Joiner Design - 2023.2 English

Vitis Libraries

Release Date
2023.2 English

Join has two phases: build and probe. When the build table is fixed, the probe efficiency is linear to probe table size. However, when the build table gets larger, the performance of the probe decreases. In real scenarios, the size of both build and probe table is unknown. Therefore, to support different sized two tables’ join with efficient performance, two solutions are provided in L3:

  • solution 0/1: Direct Join (1x Build + Nx Probe), which is used when the build table is not too large.
  • solution 2: Hash Partition + Hash Join, partitioning left table and right table to M partitions. Thereafter, Perform Build + Nx Probe for each partition pair.

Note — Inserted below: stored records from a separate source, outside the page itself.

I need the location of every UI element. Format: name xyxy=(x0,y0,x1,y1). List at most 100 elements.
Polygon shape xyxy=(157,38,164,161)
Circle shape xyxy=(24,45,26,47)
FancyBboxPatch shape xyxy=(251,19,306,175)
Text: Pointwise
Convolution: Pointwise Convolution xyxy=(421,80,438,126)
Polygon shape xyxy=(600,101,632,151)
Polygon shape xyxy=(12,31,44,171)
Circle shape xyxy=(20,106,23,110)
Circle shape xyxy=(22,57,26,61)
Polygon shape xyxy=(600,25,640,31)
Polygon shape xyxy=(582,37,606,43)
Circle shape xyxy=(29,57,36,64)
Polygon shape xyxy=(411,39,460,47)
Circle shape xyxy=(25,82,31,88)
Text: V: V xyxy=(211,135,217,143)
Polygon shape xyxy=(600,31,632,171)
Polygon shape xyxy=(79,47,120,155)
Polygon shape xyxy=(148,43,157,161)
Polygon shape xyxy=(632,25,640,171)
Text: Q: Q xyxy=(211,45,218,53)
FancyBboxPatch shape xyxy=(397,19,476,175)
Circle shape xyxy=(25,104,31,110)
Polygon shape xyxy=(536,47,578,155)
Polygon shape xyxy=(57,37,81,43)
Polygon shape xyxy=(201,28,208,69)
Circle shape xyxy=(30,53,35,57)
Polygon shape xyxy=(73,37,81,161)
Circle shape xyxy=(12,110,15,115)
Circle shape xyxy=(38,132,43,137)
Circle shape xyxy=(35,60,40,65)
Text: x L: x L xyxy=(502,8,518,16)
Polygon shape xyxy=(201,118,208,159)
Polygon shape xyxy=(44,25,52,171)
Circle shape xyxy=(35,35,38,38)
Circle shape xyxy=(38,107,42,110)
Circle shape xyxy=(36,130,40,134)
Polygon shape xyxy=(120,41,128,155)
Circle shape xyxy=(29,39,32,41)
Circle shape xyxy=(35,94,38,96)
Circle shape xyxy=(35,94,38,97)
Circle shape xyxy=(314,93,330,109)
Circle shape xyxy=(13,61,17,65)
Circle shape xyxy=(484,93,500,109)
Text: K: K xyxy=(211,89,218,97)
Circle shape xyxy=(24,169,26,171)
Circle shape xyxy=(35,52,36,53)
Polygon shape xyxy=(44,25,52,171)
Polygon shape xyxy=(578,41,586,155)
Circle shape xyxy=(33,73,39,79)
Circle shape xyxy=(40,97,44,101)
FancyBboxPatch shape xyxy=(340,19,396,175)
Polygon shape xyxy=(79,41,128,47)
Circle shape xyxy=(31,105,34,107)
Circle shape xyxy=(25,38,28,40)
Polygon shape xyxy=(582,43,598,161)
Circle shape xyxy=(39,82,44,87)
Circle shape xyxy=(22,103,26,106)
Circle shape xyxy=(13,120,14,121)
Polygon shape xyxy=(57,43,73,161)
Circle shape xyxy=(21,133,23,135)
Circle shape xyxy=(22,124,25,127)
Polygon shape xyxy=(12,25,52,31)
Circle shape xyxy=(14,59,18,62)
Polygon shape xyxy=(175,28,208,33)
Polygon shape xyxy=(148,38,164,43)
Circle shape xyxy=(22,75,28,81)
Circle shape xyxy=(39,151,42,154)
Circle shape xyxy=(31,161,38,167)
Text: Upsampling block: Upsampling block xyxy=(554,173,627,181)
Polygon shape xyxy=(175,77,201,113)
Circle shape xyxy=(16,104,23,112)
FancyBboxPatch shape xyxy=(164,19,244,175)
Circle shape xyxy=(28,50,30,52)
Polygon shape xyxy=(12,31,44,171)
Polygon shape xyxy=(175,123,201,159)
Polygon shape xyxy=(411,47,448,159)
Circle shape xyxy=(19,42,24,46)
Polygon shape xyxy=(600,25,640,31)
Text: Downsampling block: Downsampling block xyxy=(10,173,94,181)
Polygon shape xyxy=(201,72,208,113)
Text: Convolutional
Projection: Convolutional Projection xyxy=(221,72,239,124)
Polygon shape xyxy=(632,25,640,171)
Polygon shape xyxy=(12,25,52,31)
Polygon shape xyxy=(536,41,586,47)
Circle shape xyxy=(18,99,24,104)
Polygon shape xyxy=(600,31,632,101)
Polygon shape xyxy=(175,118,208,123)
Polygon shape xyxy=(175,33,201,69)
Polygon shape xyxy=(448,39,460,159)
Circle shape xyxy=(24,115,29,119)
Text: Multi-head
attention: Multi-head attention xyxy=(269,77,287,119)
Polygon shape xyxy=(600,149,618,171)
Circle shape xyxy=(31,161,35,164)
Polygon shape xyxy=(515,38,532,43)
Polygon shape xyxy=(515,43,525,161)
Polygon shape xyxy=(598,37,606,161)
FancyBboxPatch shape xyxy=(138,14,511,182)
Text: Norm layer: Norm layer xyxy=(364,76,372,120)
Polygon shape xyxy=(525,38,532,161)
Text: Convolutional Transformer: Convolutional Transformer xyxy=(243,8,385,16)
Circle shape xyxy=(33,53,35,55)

In solution 1, the size of the build table is relatively small, so the probe phase is efficient. To minimize the overhead of data transfer and CPU data movement, the probe table is splitted into multi-section horizontally.

When the build table is large, partitioning the input tables into multi-partitions may keep the high-performance execution of build+probe. Solution 2 includes three sequential phases: Partitioning build table O, partitioning probe table L, and do multiple times of solution 1. For each phase, pipelined task scheduling is employed.


Comparing these two type of solutions, although partitioning table O and L introduces extra overhead of partitioning, the build+probe time is decreased due to the dramatically reduced unique key radio.


With TPC-H Q5s query as the example, the solution 1 and 2 switching data size for build table is ~ SF8 (confirm?). Which is to say, when the scale factor is smaller than SF8, solution 1 is faster. For datasets larger than SF8, solution 2 would be faster.